На «олуха» Яша не обиделся.
22
Папа аль помодоро нравился Яше больше, чем павезе. Мария говорила, что павезе еще надо уметь готовить. Ее мама была из Ломбардии. Там знают толк в павезе.
Два куска хлеба – Мария выпекала его несоленым, отрезала большие ломти. Нюхала всегда. Отщипывала кусочек. И от свежего, и от черствого. Для супа брала черствый. Здесь, точно так же, как в Туманном, никогда не выбрасывали хлеб. Еще его здесь целовали. А мамка – нет, не целовала. Только прижималась щекой. К хлебу чаще, чем к Яше.
Два куска Мария намазывала маслом и обжаривала тоже на масле. «Перевод продукта», – думал Яша. Не спорил.
Из шкафа, дверцы которого лениво скрипели, Мария доставала горшок. Горшочек. Укладывала в него хлеб, заливала бульоном – Яша выпил бы его и так, из чашки или из стакана. Сверху осторожно разбивала яйцо. Ставила горшок в духовку.
Ну? Разве это еда? Разве похоже на борщ?
Когда белок становился твердым, Мария вытаскивала горшок. Осторожно трогала пальцем желток. Говорила Яше: «Живой». И он удивлялся тому, какие странные все-таки у женщин представления о живом и мертвом. Просил: «Мне без сыра, только с луком». И она пожимала плечами и посыпала только свою половину.
Суп этот Мария и Яша ели прямо из горшка. И сыр все равно попадался. Но это было не так уж плохо.
Она рассказывала об отце осторожно. Начинала издалека и как будто без причины, цепляясь за звуки, запахи, за непременное солнце, за тишину, которую не стоило бы нарушать. И каждый раз спотыкалась. Спотыкалась о время, неточную географию, об отсроченные решения, мотивы, свои и отцовы, о вину, долги, бедствия или видимость их. Яша слушал ее молча и думал о том, что Мария могла бы познакомиться с Лёвкой у психиатра. Если бы, конечно, он был у них общим.
Но познакомились они на семинаре в музее Яд-Вашем. Лёва ходил туда, чтобы быть с матерью. То ли хитрость, то ли болезнь. Он хотел, чтобы мать стала масличным деревом на Аллее Праведников, чтобы имя ее и камень ее были там, где Лёвка.
Одной истории и одного его как очевидца было мало. Требовались документы, справки. Нужны были еще какое-то подтверждение и другие свидетели, потому что во всякой бюрократии масличные деревья прорастают сначала на бумаге, а уж потом в земле. Лёвка не терял ни надежды, ни присутствия духа.

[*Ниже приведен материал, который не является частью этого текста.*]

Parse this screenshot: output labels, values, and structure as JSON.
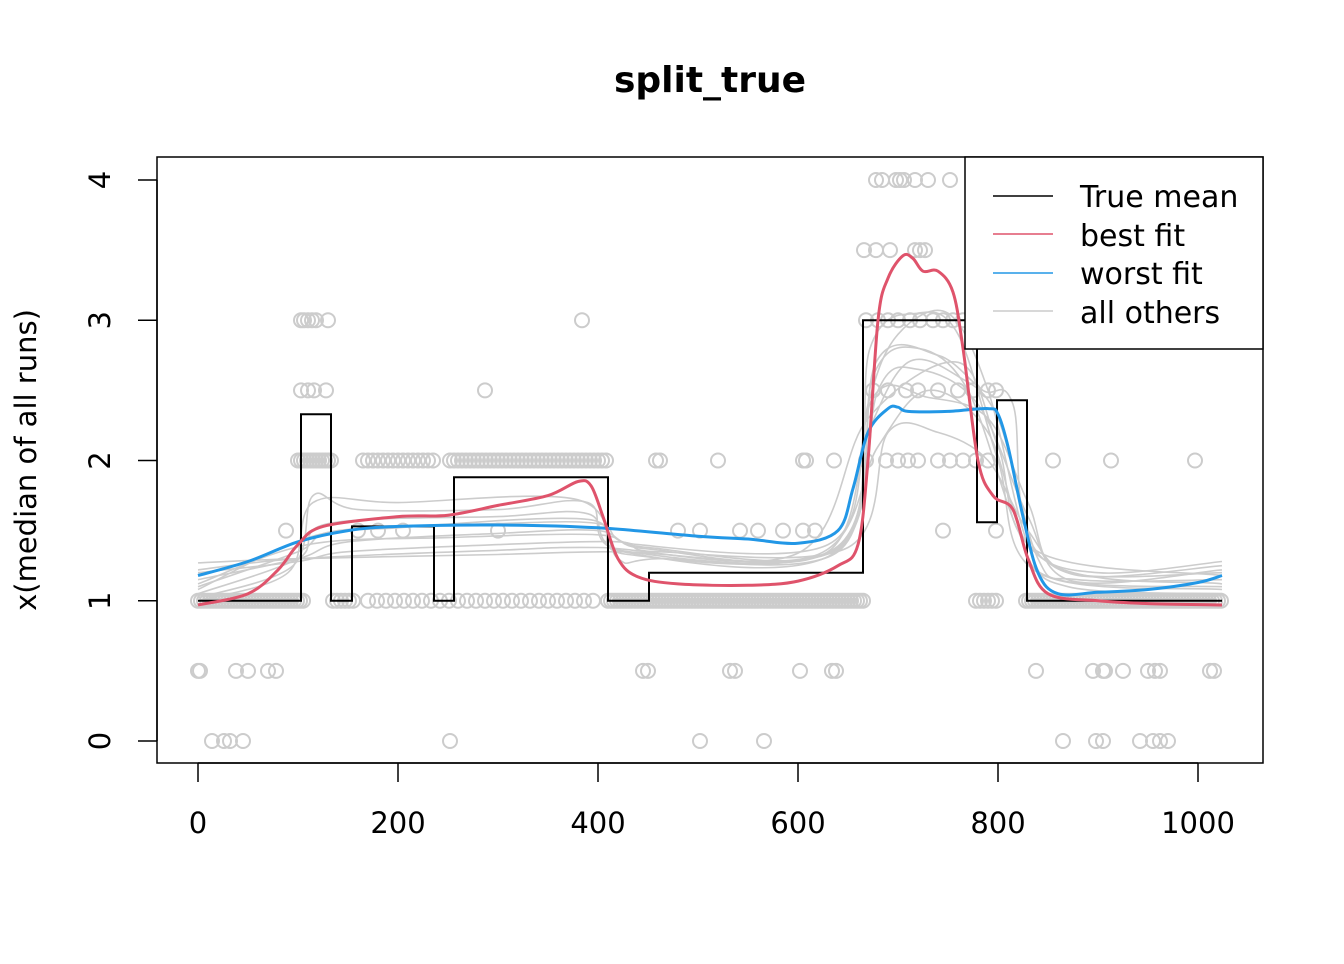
{
  "chart_data": {
    "type": "line",
    "title": "split_true",
    "xlabel": "",
    "ylabel": "x(median of all runs)",
    "xlim": [
      -48,
      1056
    ],
    "ylim": [
      -0.15,
      4.15
    ],
    "xticks": [
      0,
      200,
      400,
      600,
      800,
      1000
    ],
    "yticks": [
      0,
      1,
      2,
      3,
      4
    ],
    "grid": false,
    "legend": {
      "placement": "top-right",
      "entries": [
        {
          "label": "True mean",
          "color": "#000000"
        },
        {
          "label": "best fit",
          "color": "#DF536B"
        },
        {
          "label": "worst fit",
          "color": "#2297E6"
        },
        {
          "label": "all others",
          "color": "#CCCCCC"
        }
      ]
    },
    "true_mean": [
      [
        0,
        1
      ],
      [
        103,
        1
      ],
      [
        103,
        2.33
      ],
      [
        133,
        2.33
      ],
      [
        133,
        1
      ],
      [
        154,
        1
      ],
      [
        154,
        1.53
      ],
      [
        236,
        1.53
      ],
      [
        236,
        1
      ],
      [
        256,
        1
      ],
      [
        256,
        1.88
      ],
      [
        410,
        1.88
      ],
      [
        410,
        1
      ],
      [
        451,
        1
      ],
      [
        451,
        1.2
      ],
      [
        665,
        1.2
      ],
      [
        665,
        3
      ],
      [
        779,
        3
      ],
      [
        779,
        1.56
      ],
      [
        799,
        1.56
      ],
      [
        799,
        2.43
      ],
      [
        829,
        2.43
      ],
      [
        829,
        1
      ],
      [
        1024,
        1
      ]
    ],
    "best_fit": [
      [
        0,
        0.97
      ],
      [
        50,
        1.05
      ],
      [
        80,
        1.22
      ],
      [
        100,
        1.4
      ],
      [
        125,
        1.53
      ],
      [
        200,
        1.6
      ],
      [
        250,
        1.61
      ],
      [
        300,
        1.68
      ],
      [
        350,
        1.75
      ],
      [
        380,
        1.85
      ],
      [
        393,
        1.82
      ],
      [
        405,
        1.6
      ],
      [
        420,
        1.3
      ],
      [
        440,
        1.17
      ],
      [
        480,
        1.12
      ],
      [
        550,
        1.11
      ],
      [
        600,
        1.14
      ],
      [
        640,
        1.25
      ],
      [
        660,
        1.4
      ],
      [
        670,
        2.0
      ],
      [
        680,
        3.0
      ],
      [
        690,
        3.3
      ],
      [
        705,
        3.46
      ],
      [
        715,
        3.44
      ],
      [
        725,
        3.35
      ],
      [
        740,
        3.35
      ],
      [
        755,
        3.2
      ],
      [
        765,
        2.8
      ],
      [
        780,
        2.0
      ],
      [
        795,
        1.75
      ],
      [
        815,
        1.65
      ],
      [
        830,
        1.3
      ],
      [
        850,
        1.05
      ],
      [
        900,
        1.0
      ],
      [
        950,
        0.98
      ],
      [
        1024,
        0.97
      ]
    ],
    "worst_fit": [
      [
        0,
        1.18
      ],
      [
        50,
        1.28
      ],
      [
        100,
        1.42
      ],
      [
        150,
        1.5
      ],
      [
        200,
        1.53
      ],
      [
        300,
        1.54
      ],
      [
        400,
        1.52
      ],
      [
        500,
        1.46
      ],
      [
        550,
        1.44
      ],
      [
        600,
        1.41
      ],
      [
        640,
        1.5
      ],
      [
        655,
        1.8
      ],
      [
        670,
        2.2
      ],
      [
        690,
        2.37
      ],
      [
        700,
        2.38
      ],
      [
        710,
        2.35
      ],
      [
        750,
        2.35
      ],
      [
        790,
        2.37
      ],
      [
        800,
        2.33
      ],
      [
        810,
        2.1
      ],
      [
        825,
        1.6
      ],
      [
        840,
        1.2
      ],
      [
        860,
        1.05
      ],
      [
        900,
        1.06
      ],
      [
        950,
        1.08
      ],
      [
        1000,
        1.13
      ],
      [
        1024,
        1.18
      ]
    ],
    "all_others": [
      [
        [
          0,
          1.0
        ],
        [
          90,
          1.2
        ],
        [
          115,
          1.7
        ],
        [
          200,
          1.7
        ],
        [
          380,
          1.72
        ],
        [
          420,
          1.3
        ],
        [
          460,
          1.3
        ],
        [
          640,
          1.35
        ],
        [
          670,
          2.4
        ],
        [
          700,
          2.9
        ],
        [
          750,
          3.05
        ],
        [
          790,
          2.5
        ],
        [
          830,
          1.4
        ],
        [
          870,
          1.1
        ],
        [
          1024,
          1.05
        ]
      ],
      [
        [
          0,
          1.05
        ],
        [
          100,
          1.3
        ],
        [
          130,
          1.55
        ],
        [
          300,
          1.6
        ],
        [
          390,
          1.62
        ],
        [
          430,
          1.35
        ],
        [
          640,
          1.38
        ],
        [
          675,
          2.6
        ],
        [
          720,
          2.8
        ],
        [
          770,
          2.5
        ],
        [
          820,
          1.5
        ],
        [
          860,
          1.15
        ],
        [
          1024,
          1.1
        ]
      ],
      [
        [
          0,
          1.1
        ],
        [
          100,
          1.35
        ],
        [
          140,
          1.5
        ],
        [
          300,
          1.55
        ],
        [
          400,
          1.55
        ],
        [
          440,
          1.4
        ],
        [
          630,
          1.4
        ],
        [
          670,
          2.2
        ],
        [
          710,
          2.7
        ],
        [
          760,
          2.6
        ],
        [
          800,
          2.3
        ],
        [
          840,
          1.3
        ],
        [
          880,
          1.15
        ],
        [
          1024,
          1.15
        ]
      ],
      [
        [
          0,
          1.15
        ],
        [
          100,
          1.3
        ],
        [
          150,
          1.42
        ],
        [
          300,
          1.48
        ],
        [
          400,
          1.5
        ],
        [
          450,
          1.38
        ],
        [
          640,
          1.37
        ],
        [
          680,
          2.5
        ],
        [
          720,
          2.65
        ],
        [
          780,
          2.4
        ],
        [
          830,
          1.6
        ],
        [
          870,
          1.2
        ],
        [
          1024,
          1.2
        ]
      ],
      [
        [
          0,
          1.2
        ],
        [
          100,
          1.28
        ],
        [
          150,
          1.35
        ],
        [
          300,
          1.4
        ],
        [
          420,
          1.42
        ],
        [
          460,
          1.35
        ],
        [
          650,
          1.38
        ],
        [
          690,
          2.2
        ],
        [
          740,
          2.2
        ],
        [
          790,
          2.0
        ],
        [
          830,
          1.5
        ],
        [
          880,
          1.18
        ],
        [
          1024,
          1.25
        ]
      ],
      [
        [
          0,
          1.27
        ],
        [
          100,
          1.3
        ],
        [
          300,
          1.33
        ],
        [
          420,
          1.35
        ],
        [
          620,
          1.33
        ],
        [
          680,
          2.1
        ],
        [
          730,
          2.5
        ],
        [
          790,
          2.2
        ],
        [
          830,
          1.4
        ],
        [
          900,
          1.2
        ],
        [
          1024,
          1.28
        ]
      ],
      [
        [
          0,
          1.02
        ],
        [
          95,
          1.25
        ],
        [
          115,
          1.75
        ],
        [
          160,
          1.65
        ],
        [
          300,
          1.65
        ],
        [
          390,
          1.7
        ],
        [
          425,
          1.35
        ],
        [
          640,
          1.36
        ],
        [
          672,
          2.8
        ],
        [
          720,
          3.05
        ],
        [
          760,
          2.9
        ],
        [
          800,
          2.0
        ],
        [
          840,
          1.2
        ],
        [
          1024,
          1.08
        ]
      ],
      [
        [
          0,
          1.08
        ],
        [
          110,
          1.45
        ],
        [
          200,
          1.52
        ],
        [
          390,
          1.58
        ],
        [
          430,
          1.33
        ],
        [
          640,
          1.39
        ],
        [
          678,
          2.7
        ],
        [
          740,
          2.75
        ],
        [
          785,
          2.5
        ],
        [
          815,
          2.4
        ],
        [
          845,
          1.3
        ],
        [
          1024,
          1.12
        ]
      ],
      [
        [
          0,
          1.12
        ],
        [
          110,
          1.4
        ],
        [
          250,
          1.45
        ],
        [
          400,
          1.47
        ],
        [
          450,
          1.37
        ],
        [
          630,
          1.35
        ],
        [
          675,
          2.45
        ],
        [
          730,
          2.45
        ],
        [
          790,
          2.3
        ],
        [
          830,
          1.7
        ],
        [
          870,
          1.15
        ],
        [
          1024,
          1.22
        ]
      ],
      [
        [
          0,
          1.22
        ],
        [
          100,
          1.3
        ],
        [
          300,
          1.36
        ],
        [
          400,
          1.38
        ],
        [
          600,
          1.34
        ],
        [
          670,
          2.3
        ],
        [
          760,
          2.7
        ],
        [
          800,
          2.1
        ],
        [
          840,
          1.35
        ],
        [
          1024,
          1.18
        ]
      ]
    ],
    "points": [
      {
        "y": 4,
        "x": [
          678,
          684,
          698,
          702,
          706,
          717,
          730,
          752
        ]
      },
      {
        "y": 3.5,
        "x": [
          666,
          678,
          692,
          717,
          722,
          727
        ]
      },
      {
        "y": 3,
        "x": [
          103,
          106,
          110,
          114,
          118,
          130,
          384,
          668,
          680,
          690,
          700,
          712,
          722,
          735,
          745,
          755,
          765
        ]
      },
      {
        "y": 2.5,
        "x": [
          103,
          110,
          116,
          128,
          287,
          675,
          690,
          708,
          720,
          740,
          760,
          775,
          790,
          798
        ]
      },
      {
        "y": 2,
        "x": [
          458,
          462,
          520,
          605,
          608,
          636,
          668,
          688,
          700,
          710,
          720,
          740,
          752,
          765,
          778,
          790,
          855,
          913,
          997
        ]
      },
      {
        "y": 1.5,
        "x": [
          88,
          160,
          180,
          205,
          300,
          480,
          502,
          542,
          560,
          585,
          605,
          617,
          745,
          798
        ]
      },
      {
        "y": 0.5,
        "x": [
          0,
          2,
          38,
          50,
          70,
          78,
          445,
          450,
          532,
          537,
          602,
          634,
          638,
          838,
          895,
          905,
          907,
          925,
          950,
          957,
          962,
          1012,
          1016
        ]
      },
      {
        "y": 0,
        "x": [
          14,
          26,
          32,
          45,
          252,
          502,
          566,
          865,
          898,
          905,
          942,
          955,
          962,
          970
        ]
      }
    ],
    "point_ranges": [
      {
        "y": 2,
        "from": 100,
        "to": 135,
        "step": 3
      },
      {
        "y": 2,
        "from": 165,
        "to": 235,
        "step": 5
      },
      {
        "y": 2,
        "from": 252,
        "to": 410,
        "step": 4
      },
      {
        "y": 1,
        "from": 0,
        "to": 105,
        "step": 3
      },
      {
        "y": 1,
        "from": 135,
        "to": 155,
        "step": 4
      },
      {
        "y": 1,
        "from": 170,
        "to": 400,
        "step": 9
      },
      {
        "y": 1,
        "from": 410,
        "to": 665,
        "step": 3
      },
      {
        "y": 1,
        "from": 778,
        "to": 800,
        "step": 4
      },
      {
        "y": 1,
        "from": 828,
        "to": 1024,
        "step": 3
      }
    ]
  }
}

В музее просто не знали, сколько лет он чистил в лесу снег…
Мария работала с картотекой и новыми заявками. Ей думалось, что это кратчайший путь. Та женщина, о которой говорил ей отец, спасла еврейского ребенка. И где же ей теперь быть, как не среди своих? Мария была уверена, что рано или поздно Та Женщина найдется. Рано плюс поздно сложилось у нее в три года. А у Лёвы не сложилось и в десять.
Он называл это словом «пока».
Зачем отцу нужна была война, Мария не знала. И не спрашивала, потому что «воздух вокруг этих слов был больным». Плохой солдат, плохой патриот. Он думал, что война – это приключение, а увидел много мертвых детей в селениях со странными именами – Снежное, Туманное, Отрадное, Красное, Чистое…

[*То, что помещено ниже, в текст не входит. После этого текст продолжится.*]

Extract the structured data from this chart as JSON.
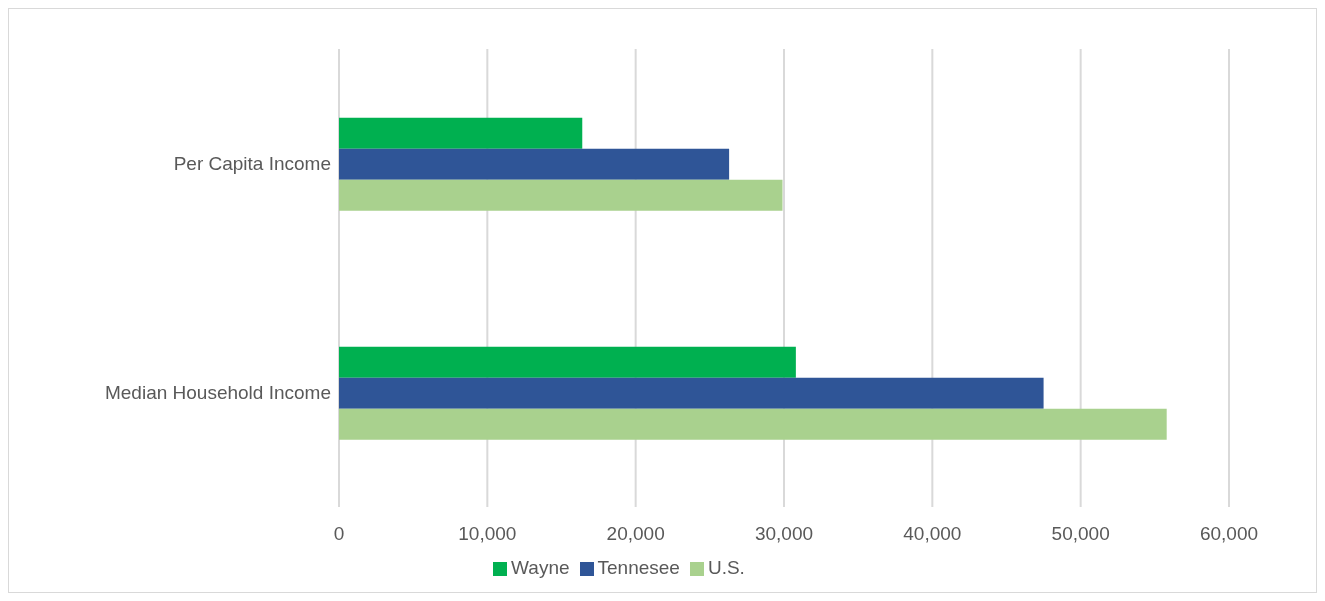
{
  "chart_data": {
    "type": "bar",
    "orientation": "horizontal",
    "categories": [
      "Per Capita Income",
      "Median Household Income"
    ],
    "series": [
      {
        "name": "Wayne",
        "color": "#00b050",
        "values": [
          16400,
          30800
        ]
      },
      {
        "name": "Tennesee",
        "color": "#2f5597",
        "values": [
          26300,
          47500
        ]
      },
      {
        "name": "U.S.",
        "color": "#a9d18e",
        "values": [
          29900,
          55800
        ]
      }
    ],
    "xlim": [
      0,
      60000
    ],
    "xticks": [
      0,
      {
        "value": 10000,
        "label": "10,000"
      },
      {
        "value": 20000,
        "label": "20,000"
      },
      {
        "value": 30000,
        "label": "30,000"
      },
      {
        "value": 40000,
        "label": "40,000"
      },
      {
        "value": 50000,
        "label": "50,000"
      },
      {
        "value": 60000,
        "label": "60,000"
      }
    ],
    "grid": "x",
    "legend": "bottom"
  }
}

«Это ему подсказывал кто-то. Попроще у нас названия – Ольгинка, Марьинка, Розовка, Валентиновка… После войны еще появились Партизаны. Хорошее название для села, да?» – только однажды перебил ее Яша. Неточность географии или памяти о ней обещала-закладывала неточность всего остального. Яша хотел, чтобы Мария это понимала.